Am Abend des 7. Juni 1930 war es soweit, in Klagenfurt zeigten sowohl das Stadttheaterkino, wie auch das Volkskino Tonfilme. Nach mehreren Versuchen - u.a. war eine transportable Tonfilm-Apparatur der Wiener Urania in Kärnten unterwegs - konnten nun auch die Klagenfurter das neue Medium Tonfilm genießen.
„Es wirkt wie ein Scherz, daß Töne photographiert werden können, und doch ist es so und nicht anders.“ Die Klagenfurter Zeitung berichtete über die „niederschmetternd komplizierten Meisterwerke der modernsten Technik“ und informierte über die Eröffnung im Stadttheatertonkino, wie auch im Volkskino. Das Prechtl-Kino konnte bis Jahresende 1930 mit keiner Tonanlage aufwarten und versuchte die geschwundene Attraktivität mit der Wiedereröffnung des Weltpanoramas zu kompensieren.
. Wikipedia erklärt das Lichttonverfahren ausführlich.

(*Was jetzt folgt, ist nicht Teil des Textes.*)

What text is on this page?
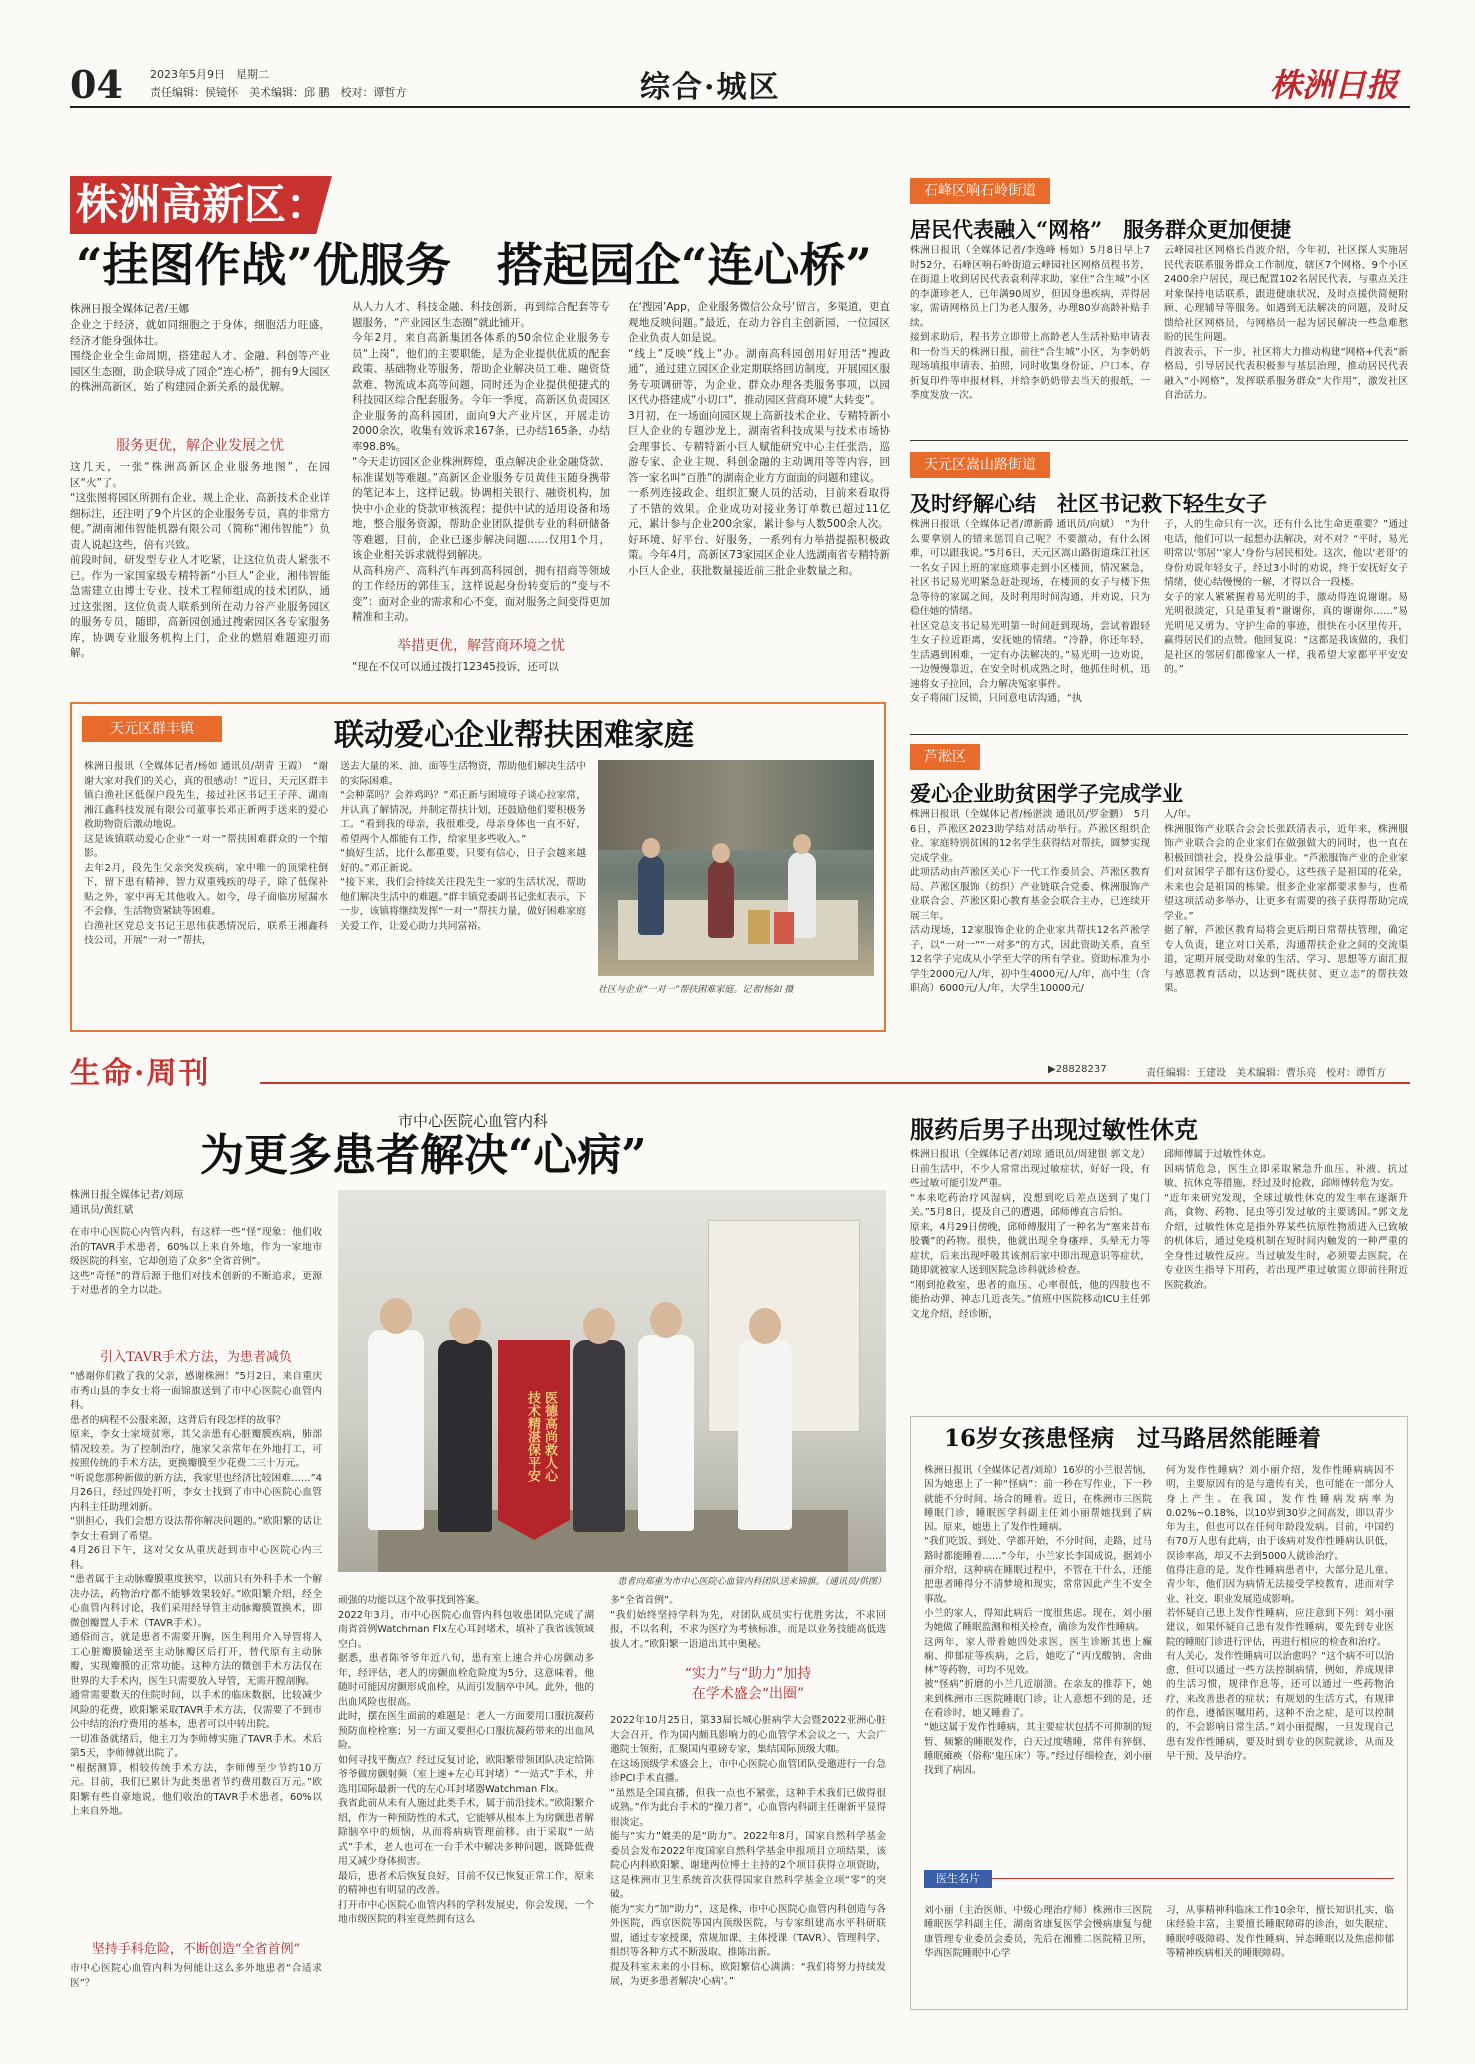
04 2023年5月9日　星期二
责任编辑：侯镜怀　美术编辑：邱 鹏　校对：谭哲方	综合·城区	株洲日报
株洲高新区：
“挂图作战”优服务　搭起园企“连心桥”
株洲日报全媒体记者/王娜
企业之于经济，就如同细胞之于身体，细胞活力旺盛，经济才能身强体壮。
围绕企业全生命周期，搭建起人才、金融、科创等产业园区生态圈，助企联导成了园企“连心桥”，拥有9大园区的株洲高新区，始了构建园企新关系的最优解。
服务更优，解企业发展之忧
这几天，一张“株洲高新区企业服务地图”，在园区“火”了。
“这张图将园区所拥有企业、规上企业、高新技术企业详细标注，还注明了9个片区的企业服务专员，真的非常方便。”湖南湘伟智能机器有限公司（简称“湘伟智能”）负责人说起这些，倍有兴致。
前段时间，研发型专业人才吃紧，让这位负责人紧张不已。作为一家国家级专精特新“小巨人”企业，湘伟智能急需建立由博士专业、技术工程师组成的技术团队，通过这张图，这位负责人联系到所在动力谷产业服务园区的服务专员，随即，高新园创通过搜索园区各专家服务库，协调专业服务机构上门，企业的燃眉难题迎刃而解。
从人力人才、科技金融、科技创新，再到综合配套等专题服务，“产业园区生态圈”就此铺开。
今年2月，来自高新集团各体系的50余位企业服务专员“上岗”，他们的主要职能，是为企业提供优质的配套政策、基础物业等服务，帮助企业解决员工难、融资贷款难、物流成本高等问题，同时还为企业提供便捷式的科技园区综合配套服务。今年一季度，高新区负责园区企业服务的高科园团，面向9大产业片区，开展走访2000余次，收集有效诉求167条，已办结165条，办结率98.8%。
“今天走访园区企业株洲辉煌，重点解决企业金融贷款、标准谋划等难题。”高新区企业服务专员黄佳玉随身携带的笔记本上，这样记载。协调相关银行、融资机构，加快中小企业的贷款审核流程；提供中试的适用设备和场地，整合服务资源，帮助企业团队提供专业的科研储备等难题，目前，企业已逐步解决问题……仅用1个月，该企业相关诉求就得到解决。
从高科房产、高科汽车再到高科园创，拥有招商等领域的工作经历的郭佳玉，这样说起身份转变后的“变与不变”：面对企业的需求和心不变，面对服务之间变得更加精准和主动。
举措更优，解营商环境之忧
“现在不仅可以通过拨打12345投诉，还可以
在‘搜园’App，企业服务微信公众号‘留言，多渠道，更直观地反映问题。”最近，在动力谷自主创新园，一位园区企业负责人如是说。
“线上”反映“线上”办。湖南高科园创用好用活“搜政通”，通过建立园区企业定期联络回访制度，开展园区服务专项调研等，为企业、群众办理各类服务事项，以园区代办搭建成“小切口”，推动园区营商环境“大转变”。
3月初，在一场面向园区规上高新技术企业、专精特新小巨人企业的专题沙龙上，湖南省科技成果与技术市场协会理事长、专精特新小巨人赋能研究中心主任张浩，巡游专家、企业主规、科创金融的主动调用等等内容，回答一家名叫“百胜”的湖南企业方方面面的问题和建议。
一系列连接政企、组织汇聚人员的活动，目前来看取得了不错的效果。企业成功对接业务订单数已超过11亿元，累计参与企业200余家，累计参与人数500余人次。
好环境、好平台、好服务，一系列有力举措提振积极政策。今年4月，高新区73家园区企业人选湖南省专精特新小巨人企业，获批数量接近前三批企业数量之和。
石峰区响石岭街道
居民代表融入“网格”　服务群众更加便捷
株洲日报讯（全媒体记者/李逸峰 杨如）5月8日早上7时52分，石峰区响石岭街道云峰园社区网格员程书芳，在街道上收到居民代表袁利萍求助，家住“合生城”小区的李潇珍老人，已年满90周岁，但因身患疾病，弄得居家，需请网格员上门为老人服务，办理80岁高龄补贴手续。
接到求助后，程书芳立即带上高龄老人生活补贴申请表和一份当天的株洲日报，前往“合生城”小区，为李奶奶现场填报申请表、拍照，同时收集身份证、户口本、存折复印件等申报材料，并给李奶奶带去当天的报纸，一季度发放一次。
云峰园社区网格长肖波介绍，今年初，社区探人实施居民代表联系服务群众工作制度，辖区7个网格、9个小区2400余户居民，现已配置102名居民代表，与重点关注对象保持电话联系，跟进健康状况，及时点援供简便附顾、心理辅导等服务。如遇到无法解决的问题，及时反馈给社区网格员，与网格员一起为居民解决一些急难愁盼的民生问题。
肖波表示，下一步，社区将大力推动构建“网格+代表”新格局，引导居民代表积极参与基层治理，推动居民代表融入“小网格”，发挥联系服务群众“大作用”，激发社区自治活力。
天元区嵩山路街道
及时纾解心结　社区书记救下轻生女子
株洲日报讯（全媒体记者/谭新爵 通讯员/向斌）　“为什么要拿别人的错来惩罚自己呢？不要激动，有什么困难，可以跟我说。”5月6日，天元区嵩山路街道珠江社区一名女子因上班的家庭琐事走到小区楼顶，情况紧急，社区书记易光明紧急赶赴现场，在楼顶的女子与楼下焦急等待的家属之间，及时利用时间沟通，并劝说，只为稳住她的情绪。
社区党总支书记易光明第一时间赶到现场，尝试着跟轻生女子拉近距离，安抚她的情绪。“冷静，你还年轻，生活遇到困难，一定有办法解决的。”易光明一边劝说，一边慢慢靠近，在安全时机成熟之时，他抓住时机，迅速将女子拉回，合力解决冤家事件。
女子将闹门反锁，只同意电话沟通，“执
子，人的生命只有一次，还有什么比生命更重要？”通过电话，他们可以一起想办法解决，对不对？“平时，易光明常以‘邻居’‘家人’身份与居民相处。这次，他以‘老哥’的身份劝说年轻女子，经过3小时的劝说，终于安抚好女子情绪，使心结慢慢的一解，才得以合一段楼。
女子的家人紧紧握着易光明的手，激动得连说谢谢。易光明很淡定，只是重复着“谢谢你，真的谢谢你……”易光明见又勇为、守护生命的事迹，很快在小区里传开，赢得居民们的点赞。他回复说：“这都是我该做的，我们是社区的邻居们都像家人一样，我希望大家都平平安安的。”
芦淞区
爱心企业助贫困学子完成学业
株洲日报讯（全媒体记者/杨湛淡 通讯员/罗金鹏）　5月6日，芦淞区2023助学结对活动举行。芦淞区组织企业、家庭特别贫困的12名学生获得结对帮扶，圆梦实现完成学业。
此项活动由芦淞区关心下一代工作委员会、芦淞区教育局、芦淞区服饰（纺织）产业链联合党委、株洲服饰产业联合会、芦淞区阳心教育基金会联合主办，已连续开展三年。
活动现场，12家服饰企业的企业家共帮扶12名芦淞学子，以“一对一”“一对多”的方式，因此资助关系，直至12名学子完成从小学至大学的所有学业。资助标准为小学生2000元/人/年，初中生4000元/人/年，高中生（含职高）6000元/人/年，大学生10000元/
人/年。
株洲服饰产业联合会会长张跃清表示，近年来，株洲服饰产业联合会的企业家们在做强做大的同时，也一直在积极回馈社会，投身公益事业。“芦淞服饰产业的企业家们对贫困学子都有这份爱心，这些孩子是祖国的花朵，未来也会是祖国的栋梁。很多企业家都要求参与，也希望这项活动多举办，让更多有需要的孩子获得帮助完成学业。”
据了解，芦淞区教育局将会更后期日常帮扶管理，确定专人负责，建立对口关系，沟通帮扶企业之间的交流渠道，定期开展受助对象的生活、学习、思想等方面汇报与感恩教育活动，以达到“既扶贫、更立志”的帮扶效果。
天元区群丰镇	联动爱心企业帮扶困难家庭
株洲日报讯（全媒体记者/杨如 通讯员/胡青 王霞）　“谢谢大家对我们的关心，真的很感动！”近日，天元区群丰镇白渔社区低保户段先生，接过社区书记王子萍、湖南湘江鑫科技发展有限公司董事长邓正新两手送来的爱心救助物资后激动地说。
这是该镇联动爱心企业“一对一”帮扶困难群众的一个缩影。
去年2月，段先生父亲突发疾病，家中唯一的顶梁柱倒下，留下患有精神、智力双重残疾的母子，除了低保补贴之外，家中再无其他收入。如今，母子面临房屋漏水不会修，生活物资紧缺等困难。
白渔社区党总支书记王思伟获悉情况后，联系王湘鑫科技公司，开展“一对一”帮扶，
送去大量的米、油、面等生活物资，帮助他们解决生活中的实际困难。
“会种菜吗？会养鸡吗？”邓正新与困境母子谈心拉家常，并认真了解情况，并制定帮扶计划，还鼓励他们要积极务工。“看到我的母亲，我很难受，母亲身体也一直不好，希望两个人都能有工作，给家里多些收入。”
“搞好生活，比什么都重要，只要有信心，日子会越来越好的。”邓正新说。
“接下来，我们会持续关注段先生一家的生活状况，帮助他们解决生活中的难题。”群丰镇党委副书记张虹表示，下一步，该镇将继续发挥“一对一”帮扶力量，做好困难家庭关爱工作，让爱心助力共同富裕。
社区与企业“一对一”帮扶困难家庭。记者/杨如 摄
生命·周刊	▶28828237	责任编辑：王建设　美术编辑：曹乐亮　校对：谭哲方
市中心医院心血管内科
为更多患者解决“心病”
株洲日报全媒体记者/刘琼
通讯员/黄红斌
在市中心医院心内管内科，有这样一些“怪”现象：他们收治的TAVR手术患者，60%以上来自外地，作为一家地市级医院的科室，它却创造了众多“全省首例”。
这些“奇怪”的背后源于他们对技术创新的不断追求，更源于对患者的全力以赴。
引入TAVR手术方法，为患者减负
“感谢你们救了我的父亲，感谢株洲！”5月2日，来自重庆市秀山县的李女士将一面锦旗送到了市中心医院心血管内科。
患者的病程不公服来源，这背后有段怎样的故事？
原来，李女士家境贫寒，其父亲患有心脏瓣膜疾病，肺部情况较差。为了控制治疗，施家父亲常年在外地打工，可按照传统的手术方法，更换瓣膜至少花费二三十万元。
“听说您那种新做的新方法，我家里也经济比较困难……”4月26日，经过四处打听，李女士找到了市中心医院心血管内科主任助理刘新。
“别担心，我们会想方设法帮你解决问题的。”欧阳繁的话让李女士看到了希望。
4月26日下午，这对父女从重庆赶到市中心医院心内三科。
“患者属于主动脉瓣膜重度狭窄，以前只有外科手术一个解决办法，药物治疗都不能够效果较好。”欧阳繁介绍，经全心血管内科讨论，我们采用经导管主动脉瓣膜置换术，即微创瓣置人手术（TAVR手术）。
通俗而言，就是患者不需要开胸，医生利用介入导管将人工心脏瓣膜输送至主动脉瓣区后打开，替代原有主动脉瓣，实现瓣膜的正常功能。这种方法的微创手术方法仅在世界的大手术内，医生只需要放入导管，无需开膛剖胸。
通常需要数天的住院时间，以手术的临床数据，比较减少风险的花费，欧阳繁采取TAVR手术方法，仅需要了不到市公中结的治疗费用的基本，患者可以中转出院。
一切准备就绪后，他主刀为李师傅实施了TAVR手术。术后第5天，李师傅就出院了。
“根据测算，相较传统手术方法，李师傅至少节约10万元。目前，我们已累计为此类患者节约费用数百万元。”欧阳繁有些自豪地说，他们收治的TAVR手术患者，60%以上来自外地。
坚持手科危险，不断创造“全省首例”
市中心医院心血管内科为何能让这么多外地患者“合适求医”？
医德高尚救人心
技术精湛保平安
患者向郑重为市中心医院心血管内科团队送来锦旗。（通讯员/供图）
顽强的功能以这个故事找到答案。
2022年3月，市中心医院心血管内科包收患团队完成了湖南省首例Watchman Flx左心耳封堵术，填补了我省该领域空白。
据悉，患者陈爷爷年近八旬，患有室上速合并心房颤动多年，经评估，老人的房颤血栓危险度为5分，这意味着，他随时可能因房颤形成血栓，从而引发脑卒中风。此外，他的出血风险也很高。
此时，摆在医生面前的难题是：老人一方面要用口服抗凝药预防血栓栓塞；另一方面又要担心口服抗凝药带来的出血风险。
如何寻找平衡点？经过反复讨论，欧阳繁带领团队决定给陈爷爷做房颤射频（室上速+左心耳封堵）“一站式”手术，并选用国际最新一代的左心耳封堵器Watchman Flx。
我省此前从未有人施过此类手术，属于前沿技术。”欧阳繁介绍，作为一种预防性的术式，它能够从根本上为房颤患者解除脑卒中的烦恼，从而将病病管理前移。由于采取“一站式”手术，老人也可在一台手术中解决多种问题，既降低费用又减少身体损害。
最后，患者术后恢复良好，目前不仅已恢复正常工作，原来的精神也有明显的改善。
打开市中心医院心血管内科的学科发展史，你会发现，一个地市级医院的科室竟然拥有这么
多“全省首例”。
“我们始终坚持学科为先，对团队成员实行优胜劣汰，不求回报，不以名利，不求为医疗为考核标准，而是以业务技能高低选拔人才。”欧阳繁一语道出其中奥秘。
“实力”与“助力”加持
在学术盛会“出圈”
2022年10月25日，第33届长城心脏病学大会暨2022亚洲心脏大会召开，作为国内颇具影响力的心血管学术会议之一，大会广邀院士领衔，汇聚国内重磅专家，集结国际顶级大咖。
在这场顶级学术盛会上，市中心医院心血管团队受邀进行一台急诊PCI手术直播。
“虽然是全国直播，但我一点也不紧张，这种手术我们已做得很成熟。”作为此台手术的“操刀者”，心血管内科副主任谢新平显得很淡定。
能与“实力”媲美的是“助力”。2022年8月，国家自然科学基金委员会发布2022年度国家自然科学基金申报项目立项结果，该院心内科欧阳繁、谢建两位博士主持的2个项目获得立项资助，这是株洲市卫生系统首次获得国家自然科学基金立项“零”的突破。
能为“实力”加“助力”，这是株，市中心医院心血管内科创造与各外医院，西京医院等国内顶级医院，与专家组建高水平科研联盟，通过专家授课，常规加课、主体授课（TAVR）、管理科学、组织等各种方式不断汲取、推陈出新。
提及科室未来的小目标，欧阳繁信心满满：“我们将努力持续发展，为更多患者解决‘心病’。”
服药后男子出现过敏性休克
株洲日报讯（全媒体记者/刘琼 通讯员/周建银 郭文龙）日前生活中，不少人常常出现过敏症状，好好一段，有些过敏可能引发严重。
“本来吃药治疗风湿病，没想到吃后差点送到了鬼门关。”5月8日，提及自己的遭遇，邱师傅直言后怕。
原来，4月29日傍晚，邱师傅服用了一种名为“塞来昔布胶囊”的药物。很快，他就出现全身瘙痒、头晕无力等症状，后来出现呼吸其该剂后家中即出现意识等症状，随即就被家人送到医院急诊科就诊检查。
“刚到抢救室，患者的血压、心率很低，他的四肢也不能抬动弹、神志几近丧失。”值班中医院移动ICU主任郭文龙介绍，经诊断，
邱师傅属于过敏性休克。
因病情危急，医生立即采取紧急升血压、补液、抗过敏、抗休克等措施，经过及时抢救，邱师傅转危为安。
“近年来研究发现，全球过敏性休克的发生率在逐渐升高，食物、药物、昆虫等引发过敏的主要诱因。”郭文龙介绍，过敏性休克是指外界某些抗原性物质进入已致敏的机体后，通过免疫机制在短时间内触发的一种严重的全身性过敏性反应。当过敏发生时，必须要去医院，在专业医生指导下用药，若出现严重过敏需立即前往附近医院救治。
16岁女孩患怪病　过马路居然能睡着
株洲日报讯（全媒体记者/刘琼）16岁的小兰很苦恼，因为她患上了一种“怪病”：前一秒在写作业，下一秒就能不分时间、场合的睡着。近日，在株洲市三医院睡眠门诊，睡眠医学科副主任刘小丽帮她找到了病因。原来，她患上了发作性睡病。
“我们吃饭、到处、学都开始，不分时间，走路，过马路时都能睡着……”今年，小兰家长李国成说，据刘小丽介绍，这种病在睡眠过程中，不管在干什么，还能把患者睡得分不清梦境和现实，常常因此产生不安全事故。
小兰的家人，得知此病后一度很焦虑。现在，刘小丽为她做了睡眠监测和相关检查，确诊为发作性睡病。
这两年，家人带着她四处求医，医生诊断其患上癫痫、抑郁症等疾病，之后，她吃了“丙戊酸钠、舍曲林”等药物，可均不见效。
被“怪病”折磨的小兰几近崩溃。在亲友的推荐下，她来到株洲市三医院睡眠门诊，让人意想不到的是，还在看诊时，她又睡着了。
“她这属于发作性睡病，其主要症状包括不可抑制的短暂、频繁的睡眠发作，白天过度嗜睡，常伴有猝倒、睡眠瘫痪（俗称‘鬼压床’）等。”经过仔细检查，刘小丽找到了病因。
何为发作性睡病？刘小丽介绍，发作性睡病病因不明，主要原因有的是与遗传有关，也可能在一部分人身上产生。在我国，发作性睡病发病率为0.02%~0.18%，以10岁到30岁之间高发，即以青少年为主，但也可以在任何年龄段发病。目前，中国约有70万人患有此病，由于该病对发作性睡病认识低，误诊率高，却又不去到5000人就诊治疗。
值得注意的是，发作性睡病患者中，大部分是儿童、青少年，他们因为病情无法接受学校教育，进而对学业、社交、职业发展造成影响。
若怀疑自己患上发作性睡病，应注意到下列：刘小丽建议，如果怀疑自己患有发作性睡病，要先到专业医院的睡眠门诊进行评估，再进行相应的检查和治疗。
有人关心，发作性睡病可以治愈吗？“这个病不可以治愈，但可以通过一些方法控制病情，例如，养成规律的生活习惯，规律作息等，还可以通过一些药物治疗，来改善患者的症状；有规划的生活方式，有规律的作息，遵循医嘱用药，这种不治之症，是可以控制的，不会影响日常生活。”刘小丽提醒，一旦发现自己患有发作性睡病，要及时到专业的医院就诊，从而及早干预、及早治疗。
医生名片
刘小丽（主治医师、中级心理治疗师）株洲市三医院睡眠医学科副主任，湖南省康复医学会慢病康复与健康管理专业委员会委员，先后在湘雅二医院精卫所，华西医院睡眠中心学
习，从事精神科临床工作10余年，擅长知识扎实，临床经验丰富，主要擅长睡眠障碍的诊治，如失眠症、睡眠呼吸障碍、发作性睡病、异态睡眠以及焦虑抑郁等精神疾病相关的睡眠障碍。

Klagenfurter Zeitung  Volkskino St. Ruprecht.  Von Samstag, den 7., bis Donnerstag, den 12. Juni, täglich um ½ 7 und ½ 9 Uhr, an Sonn- und Feiertagen um 5, 7 und 9 Uhr, der erste Tonfilm: "Das Lied der Südsee". Filmromanze in neun Akten mit Ramon Navarro (Hauptdarsteller in „Ben Hur“). Herrliche Naturaufnahmen von den Südseeinseln. Wir hören zum erstenmal den beliebten Künstler, dessen schöner, inniger Gesang, untermalt von einer exotischen, stimmungsvollen Begleitmusik, dem Film einen besonderen Reiz verleihen. Nachdem beim Tonfilm ein pausenloses Vorführen geboten erscheint, wurde der Betrieb so hergerichtet, daß dies möglich ist. Die P.T. Besucher werden daher gebeten, auf das nebensitzende Publikum Rücksicht zu nehmen und den Beginn der Vorstellung genauestens einzuhalten. Preise der Plätze von 80 g bis 2 S 20 g. Begünstigungen ungültig.
Klagenfurter Zeitung, Nr. 130, 7. Juni 1930, Seite 613


 Tonfilm im Klagenfurter Stadttheater.  Auf seinem unerhörten Siegeszuge ist der Tonfilm auch an Klagenfurt nicht vorübergegangen. Wir sahen und hörten schon mehrere Versuche auf diesem Gebiete; den letzten vermittelte uns eine Probe - oder Belehrungstonfilmvorführung mit transportabler Apparatur der Wiener Urania vor nicht langer Zeit. Man konnte damals Äußerungen gemischter Gefühle über die Qualität des gebotenen Künstlerisch - Musikalischen vernehmen, aber vor der hohen technischen Errungenschaft des Tonfilms an sich, der für die Zukunft ungeahnte Verwendungsmöglichkeiten zuläßt und heute schon eine beachtliche Stufe an Vollendung erklommen hat, hielten sich alle skeptischen Einwände im Hintergrunde. Man hatte vielmehr das überwiegende Verlangen, nach den fragmentarischen Tonfilmproben baldigst auch größere, geschlossene Tonfilmwerke, wie sie in den großen Städten ungeteilte Bewunderung und Begeisterung ausgelöst haben, hierherzubekommen.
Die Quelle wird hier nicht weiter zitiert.